特德·休斯

巴黎评论 编辑部 第2页,共2页

《巴黎评论》:你怎么看埃兹拉·庞德?他给你带来愉悦吗?

休斯:是,他能,仍然能。作为一个人物,他没有令人迷恋的人格力量,例如比不上艾略特或者叶芝。也许因为他内在的进化,或者不管叫什么,叶芝是支离破碎的,因为从外部承接来的好斗姿态而显得内在紊乱。人也许因为感觉到一种涣散所以退缩不前。但他的那么多诗歌在我看来都各有其精彩之处。

《巴黎评论》:你与马克·斯特兰德(markstrand)以及默温都有交往。和你的作品相比,你怎么看?

休斯:我非常了解默温的作品。对马克·斯特兰德就没那么熟,虽然我只要看到就会很认真地读。我和默温一直很近。我在五十年代末通过杰克·斯温尼(jacksweeney)认识了他,当时斯温尼管理着哈佛的拉蒙诗歌图书馆。默温夫妇在伦敦有一所房子,西尔维亚和我在一九五九年末回到伦敦时,他们在现实的以及其他诸多方面给予我们很多帮助。狄多·默温给我们找了公寓,然后半装修了一下,又在我们女儿出生后给西尔维亚煮东西吃。那是我与默温友谊的最高点。那时他对我来说是一位重要作家。那也是他诗歌生涯中的一个关键时刻——正在经历非常大的转变,正从它的蛹中蜕变出来。

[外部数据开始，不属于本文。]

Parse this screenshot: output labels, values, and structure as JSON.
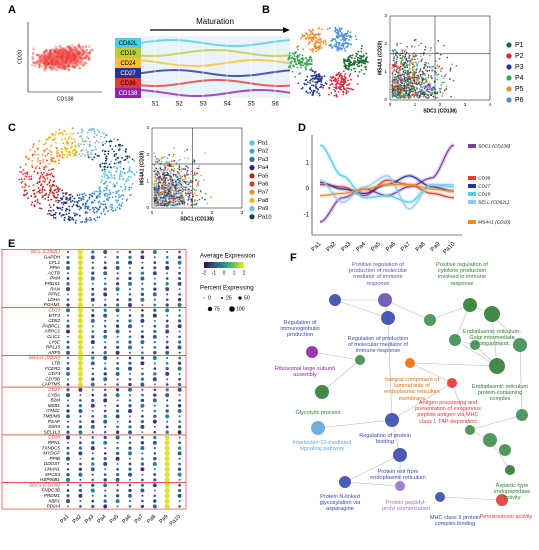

我觉得因为我们如此接近,住得相隔几百码,他的内在变化也是渗透我们之间感情流的一部分。对我来说非常重要。那时候我开始走出第二部诗集,进入第三部,也就是后来题为《林怪》的书。他也帮我从蛹中蜕变出来。部分蜕变出来。稍晚一点,当普拉斯在一九六二年初开始写《爱丽儿》诗作时,他对她也很重要。《爱丽儿》背后隐藏的一条供电线是默温当时为英国广播公司翻译的一组聂鲁达诗作。我还有她的副本。帮助她的不只是聂鲁达,而是她看出了默温借用聂鲁达的方式。这不是她唯一的供电线,但确实是其中一条。我认为默温比我想到的所有当代英美作者在这条路上都走得更远。惊人的资源和技能。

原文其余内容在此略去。